Poetry judge Diann Blakely writes that “'Shallow Jazz Roots’ caught my eyeand earbecause of its lush lyrical vocabulary and its improvisatory, expansive riffs contained within a recognizable form and given narrative structurewhat better mirror for the poem's submit?"
“Jazz oboist is an oxymoron,”
scolded the purist. I had heard
about this cat from Oregon,
he was playing fusion. But,
the voice of jazz reason anointed
my head with a worn neck strap
attached to the high school’s
used tenor saxophone. My fingers
went from trilling F sharp on a
baroque chart penned by Joseph Haydn
to popping mother of pearl pads
playing Stuck on You. Not to mention
a more important lesson: the proper
tonguing technique on the chorus
of Night Train. My lips went from
the embouchure of a dainty, delicate,
double reed to a thicker, rounder,
fill up your mouthpiece grip that
men commented about later.
My first day at the university, the jazz
instructor asked, “Hey baby, do you
swing?” Induction into the band came
with the admission, “Yeah, I know how
to play.” That impatient conductor
suffered the aftermath of not asking
the follow up question, “How well?”
I don’t know if it was innocence or
ignorance when through the cacophony
of a college cocktail party I queried
Clark Terry, “Which instrument do you
play?” Sadly, I learned the truth from
the master himself, Dizzy Gillespie
when he refused to baptize me.
With a blessed Baha’i bee bop bellow,
he bent over and bammed me with,
“Jazz musicians, they can play classical!

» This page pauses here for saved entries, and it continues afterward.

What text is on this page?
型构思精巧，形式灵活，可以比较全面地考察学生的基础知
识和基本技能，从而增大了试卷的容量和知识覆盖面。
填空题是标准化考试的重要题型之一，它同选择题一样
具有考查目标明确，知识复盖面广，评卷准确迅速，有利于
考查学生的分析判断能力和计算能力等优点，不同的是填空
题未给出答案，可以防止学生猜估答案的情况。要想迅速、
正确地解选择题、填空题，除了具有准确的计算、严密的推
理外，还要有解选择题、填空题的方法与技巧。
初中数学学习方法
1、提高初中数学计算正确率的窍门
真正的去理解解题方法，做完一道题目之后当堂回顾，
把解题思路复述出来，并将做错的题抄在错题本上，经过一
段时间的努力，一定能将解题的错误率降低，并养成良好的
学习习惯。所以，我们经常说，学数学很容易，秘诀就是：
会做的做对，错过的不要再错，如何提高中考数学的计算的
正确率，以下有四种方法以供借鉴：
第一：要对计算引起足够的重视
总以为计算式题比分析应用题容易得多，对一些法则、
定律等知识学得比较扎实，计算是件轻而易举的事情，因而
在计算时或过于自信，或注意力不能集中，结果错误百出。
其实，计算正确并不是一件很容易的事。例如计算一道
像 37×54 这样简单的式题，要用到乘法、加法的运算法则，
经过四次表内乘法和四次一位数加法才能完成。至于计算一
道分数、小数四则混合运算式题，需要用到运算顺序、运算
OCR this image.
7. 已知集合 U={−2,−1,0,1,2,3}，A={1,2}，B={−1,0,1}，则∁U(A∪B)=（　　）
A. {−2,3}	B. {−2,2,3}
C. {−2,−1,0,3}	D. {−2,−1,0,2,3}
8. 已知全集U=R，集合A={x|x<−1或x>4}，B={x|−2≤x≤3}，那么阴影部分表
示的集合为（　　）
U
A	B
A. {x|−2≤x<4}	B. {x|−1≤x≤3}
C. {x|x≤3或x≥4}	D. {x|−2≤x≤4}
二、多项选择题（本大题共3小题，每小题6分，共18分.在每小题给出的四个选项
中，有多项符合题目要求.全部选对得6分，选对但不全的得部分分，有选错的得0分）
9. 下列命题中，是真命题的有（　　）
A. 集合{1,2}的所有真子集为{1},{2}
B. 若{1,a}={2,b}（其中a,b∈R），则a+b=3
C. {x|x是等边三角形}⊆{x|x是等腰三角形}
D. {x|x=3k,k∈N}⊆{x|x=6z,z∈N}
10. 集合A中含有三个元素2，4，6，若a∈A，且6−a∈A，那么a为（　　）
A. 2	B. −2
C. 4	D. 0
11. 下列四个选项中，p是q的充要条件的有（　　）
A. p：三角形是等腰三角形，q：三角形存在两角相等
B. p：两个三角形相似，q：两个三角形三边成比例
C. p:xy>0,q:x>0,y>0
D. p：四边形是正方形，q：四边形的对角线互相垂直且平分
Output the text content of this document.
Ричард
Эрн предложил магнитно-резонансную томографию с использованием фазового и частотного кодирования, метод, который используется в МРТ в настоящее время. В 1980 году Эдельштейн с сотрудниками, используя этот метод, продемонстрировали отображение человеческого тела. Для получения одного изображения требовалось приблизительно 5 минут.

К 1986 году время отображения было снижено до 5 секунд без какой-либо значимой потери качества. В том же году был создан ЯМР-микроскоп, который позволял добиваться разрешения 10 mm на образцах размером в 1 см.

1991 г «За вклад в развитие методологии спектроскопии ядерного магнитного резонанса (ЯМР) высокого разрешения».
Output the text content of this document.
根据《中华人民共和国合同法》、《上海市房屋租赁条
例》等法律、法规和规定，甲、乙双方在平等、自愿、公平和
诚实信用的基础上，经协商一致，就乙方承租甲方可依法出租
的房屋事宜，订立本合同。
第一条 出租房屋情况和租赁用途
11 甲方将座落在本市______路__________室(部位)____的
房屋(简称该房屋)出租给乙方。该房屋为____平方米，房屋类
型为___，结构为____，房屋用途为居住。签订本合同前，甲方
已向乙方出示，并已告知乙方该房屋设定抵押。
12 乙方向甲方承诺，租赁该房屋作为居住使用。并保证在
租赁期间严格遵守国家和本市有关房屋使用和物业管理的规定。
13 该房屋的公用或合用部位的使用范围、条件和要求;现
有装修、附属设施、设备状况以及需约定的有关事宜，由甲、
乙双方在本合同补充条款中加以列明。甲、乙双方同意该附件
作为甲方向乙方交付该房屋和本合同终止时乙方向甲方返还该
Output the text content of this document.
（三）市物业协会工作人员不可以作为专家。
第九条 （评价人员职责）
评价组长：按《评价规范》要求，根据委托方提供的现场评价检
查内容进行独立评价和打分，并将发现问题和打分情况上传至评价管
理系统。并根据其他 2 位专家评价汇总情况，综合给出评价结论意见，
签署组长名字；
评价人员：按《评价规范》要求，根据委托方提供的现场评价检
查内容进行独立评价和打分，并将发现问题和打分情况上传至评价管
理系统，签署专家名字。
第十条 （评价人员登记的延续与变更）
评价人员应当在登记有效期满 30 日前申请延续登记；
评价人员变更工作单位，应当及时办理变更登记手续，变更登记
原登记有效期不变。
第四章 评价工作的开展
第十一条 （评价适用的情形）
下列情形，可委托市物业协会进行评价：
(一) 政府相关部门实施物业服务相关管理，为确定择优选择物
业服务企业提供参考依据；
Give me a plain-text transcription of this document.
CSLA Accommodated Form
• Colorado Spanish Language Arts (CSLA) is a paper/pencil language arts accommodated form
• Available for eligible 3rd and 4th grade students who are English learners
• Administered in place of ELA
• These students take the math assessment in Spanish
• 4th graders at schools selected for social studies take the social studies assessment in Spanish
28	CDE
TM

Classical musicians can not play jazz!”
His wisdom put a damper on my
endeavor to practice the tenor. But one
voice remained that kept calling me,
“Listen to my refrain, the name’s Coltrane.”
Nearly twenty-one, the month July,
I switched off the stagnate summer
swelter and stepped into the Record
Exchange. Flipping disks and reading
between liner notes, there he was...
Coltrane. The album, it read Coltrane.
I could listen to the man, he only cost
a dollar. The owner that sat behind
the glass counter looked up from
his newspaper and smiled. In my
basement apartment, lights dimmed,
I proceeded with ritual inspection
and cleaned the vinyl. The LP slid
on the Magnavox stereo my parents
bought when I was five. As the album
dropped, I brushed the needle and sat
back with a juice glass full of red screw-
top wine listening to the sax legend
John Coltrane. This is Coltrane?!
Can I give you my first impression?
He played like a steam loco motor
on the tracks packed with black coal!
Ready to burn, he was in position
for an improvisation. In the confusion
of horn blowing notes bending and
swerving, he was headed for a collision!
Somehow, he pulled out at the very end.